Shoes are exactly like life. When you first get them they are fresh and new like a baby; everybody notices them and appreciates them for their beauty. Compliments are constructed and for a brief period of time both shoes and babies are incredibly renowned for their novelty and innocence. Time goes on and both shoes and life get a little dirty. They get beat up by time and slowly fall apart and become ugly. However, there reaches a point in life and shoes when something amazing happens; after all the hardships both gain something very important: integrity. When this point is reached suddenly both become cool again. Past mistakes and grievances are forgiven and shoes and life is once again adored; only this time it’s for what they’ve seen instead of what they haven’t.

“A job is something you can’t stand. I love to read, I love to write, I love to play video games, I love music, I love to organize, I love comics, cartoons, and anime. I hate to work and would never want to make any of these things my career. My dream job is something between the hours of nine to five and that’s it. I want to be able to dream about coming home and doing what I love; I don’t want to be doing what I love at work. No matter how much you love your job it’s nothing but a job, a way to make money.
I want work to be mindless; I want my mind to wonder while I work. Education is work. I study the field that interests me, but I refuse to learn something that I love. Education is structured, and passion is anything but structured. Passion is learned through experience—and not in a class. Because of class I notice faults in authors I used to deem flawless; meaningless, minuscule grammatical flaws now bother me. Because of education I over analyze. An incorrect dash, a period that should have been a semicolon, and a comma that shouldn’t be there, and I am no longer enthralled. The rules that writers must follow—arbitrary to the novel as a whole—distance me from the author and their work.

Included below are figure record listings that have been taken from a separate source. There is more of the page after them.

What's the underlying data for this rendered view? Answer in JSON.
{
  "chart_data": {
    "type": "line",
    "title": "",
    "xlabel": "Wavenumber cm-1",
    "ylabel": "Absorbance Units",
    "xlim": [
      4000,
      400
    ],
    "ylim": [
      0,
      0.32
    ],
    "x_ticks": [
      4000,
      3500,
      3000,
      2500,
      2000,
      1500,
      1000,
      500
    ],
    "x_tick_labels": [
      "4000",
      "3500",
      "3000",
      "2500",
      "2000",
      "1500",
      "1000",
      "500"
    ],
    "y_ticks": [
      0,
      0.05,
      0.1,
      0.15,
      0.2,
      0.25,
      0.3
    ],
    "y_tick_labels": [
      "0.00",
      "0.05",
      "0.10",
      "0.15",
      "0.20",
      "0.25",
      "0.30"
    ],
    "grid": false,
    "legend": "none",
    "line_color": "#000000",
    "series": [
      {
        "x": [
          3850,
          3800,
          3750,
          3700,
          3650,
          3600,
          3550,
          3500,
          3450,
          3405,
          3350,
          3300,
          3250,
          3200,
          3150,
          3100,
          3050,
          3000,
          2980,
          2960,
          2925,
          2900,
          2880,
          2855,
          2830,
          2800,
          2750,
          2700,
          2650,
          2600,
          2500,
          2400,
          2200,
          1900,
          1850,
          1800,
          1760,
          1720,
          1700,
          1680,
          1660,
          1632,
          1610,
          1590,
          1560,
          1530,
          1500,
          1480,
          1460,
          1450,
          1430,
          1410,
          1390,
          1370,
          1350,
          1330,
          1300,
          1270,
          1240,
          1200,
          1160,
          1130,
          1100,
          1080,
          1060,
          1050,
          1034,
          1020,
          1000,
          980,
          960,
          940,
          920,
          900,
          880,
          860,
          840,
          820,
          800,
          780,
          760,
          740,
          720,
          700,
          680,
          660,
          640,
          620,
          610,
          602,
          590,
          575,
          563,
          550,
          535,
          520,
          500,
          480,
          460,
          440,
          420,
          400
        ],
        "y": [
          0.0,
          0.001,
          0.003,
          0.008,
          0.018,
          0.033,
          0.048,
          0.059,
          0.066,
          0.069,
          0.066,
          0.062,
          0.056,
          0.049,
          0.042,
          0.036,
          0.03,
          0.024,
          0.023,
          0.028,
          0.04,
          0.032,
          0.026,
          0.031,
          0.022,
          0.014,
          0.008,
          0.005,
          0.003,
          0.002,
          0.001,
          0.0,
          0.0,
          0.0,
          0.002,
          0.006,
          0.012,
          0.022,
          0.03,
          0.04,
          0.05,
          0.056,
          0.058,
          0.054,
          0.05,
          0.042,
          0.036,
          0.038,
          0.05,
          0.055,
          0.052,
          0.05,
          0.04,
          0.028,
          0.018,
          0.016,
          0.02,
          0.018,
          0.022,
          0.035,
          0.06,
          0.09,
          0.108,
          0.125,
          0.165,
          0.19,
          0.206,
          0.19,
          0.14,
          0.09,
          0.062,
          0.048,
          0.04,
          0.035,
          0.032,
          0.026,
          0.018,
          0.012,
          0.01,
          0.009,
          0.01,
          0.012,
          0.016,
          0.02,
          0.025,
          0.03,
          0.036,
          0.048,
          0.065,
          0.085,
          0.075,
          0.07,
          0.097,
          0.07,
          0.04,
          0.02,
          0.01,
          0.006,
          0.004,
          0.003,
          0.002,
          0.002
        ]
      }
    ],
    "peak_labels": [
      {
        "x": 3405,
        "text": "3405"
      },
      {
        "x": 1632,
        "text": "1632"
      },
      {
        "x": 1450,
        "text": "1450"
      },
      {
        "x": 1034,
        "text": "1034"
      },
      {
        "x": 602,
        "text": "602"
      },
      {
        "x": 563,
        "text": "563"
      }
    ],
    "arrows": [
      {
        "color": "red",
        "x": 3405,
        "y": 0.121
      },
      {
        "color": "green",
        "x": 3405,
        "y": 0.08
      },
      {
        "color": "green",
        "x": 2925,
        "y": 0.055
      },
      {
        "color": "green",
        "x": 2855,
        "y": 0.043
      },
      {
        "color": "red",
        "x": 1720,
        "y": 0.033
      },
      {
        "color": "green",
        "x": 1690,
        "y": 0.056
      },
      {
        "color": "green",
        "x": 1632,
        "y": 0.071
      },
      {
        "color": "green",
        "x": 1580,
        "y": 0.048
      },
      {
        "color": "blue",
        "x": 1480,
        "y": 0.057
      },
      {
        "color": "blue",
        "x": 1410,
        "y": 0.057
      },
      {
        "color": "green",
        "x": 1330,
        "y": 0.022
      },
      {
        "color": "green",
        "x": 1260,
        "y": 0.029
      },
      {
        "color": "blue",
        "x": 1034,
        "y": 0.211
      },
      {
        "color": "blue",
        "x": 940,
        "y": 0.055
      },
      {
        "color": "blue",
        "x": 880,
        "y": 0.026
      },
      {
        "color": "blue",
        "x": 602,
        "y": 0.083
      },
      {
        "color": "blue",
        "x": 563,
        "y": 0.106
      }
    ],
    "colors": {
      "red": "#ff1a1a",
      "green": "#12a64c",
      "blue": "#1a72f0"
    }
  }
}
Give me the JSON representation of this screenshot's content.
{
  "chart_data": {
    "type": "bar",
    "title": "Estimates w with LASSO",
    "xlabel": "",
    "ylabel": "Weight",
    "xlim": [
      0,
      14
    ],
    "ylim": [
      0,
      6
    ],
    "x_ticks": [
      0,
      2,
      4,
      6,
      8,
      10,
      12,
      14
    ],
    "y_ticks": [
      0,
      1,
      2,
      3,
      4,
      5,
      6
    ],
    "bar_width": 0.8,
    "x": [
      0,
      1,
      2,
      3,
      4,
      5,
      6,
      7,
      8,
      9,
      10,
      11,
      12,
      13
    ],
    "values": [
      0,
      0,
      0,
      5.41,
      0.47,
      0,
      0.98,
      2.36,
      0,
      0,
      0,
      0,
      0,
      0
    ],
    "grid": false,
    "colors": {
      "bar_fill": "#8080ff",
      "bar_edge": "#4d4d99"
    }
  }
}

In the world of literature everything is a symbol for something else. Elm trees symbolize hope, fruit is ALWAYS sex, a woman sewing means she’s faithful, birch trees are hard working—even though they never sweat—everything means sex, except for sex—that means submission. So many symbols, I can’t remember them all, how can the author? How is it possible for every author throughout the history of all written language keep them all straight?”

I wrote this a year ago—my opinion has changed. I feel like this year (and the past few weeks especially) I’ve matured greatly. I now want my life to have more meaning. I do not want to live day by day in a job where I only wait to go home. I want to have an impact on the world; I want to produce something that will influence a stranger. The thought of someone I never knew picking up the fruition of my creative labors and gathering meaning from it fills me with hope. I want to help somebody work through the trials of life. If there is an afterlife and I can look down on the world and see somebody remember me after my death, my soul can know it has a reason to exist.
Also, I tried was too hard to use dashes.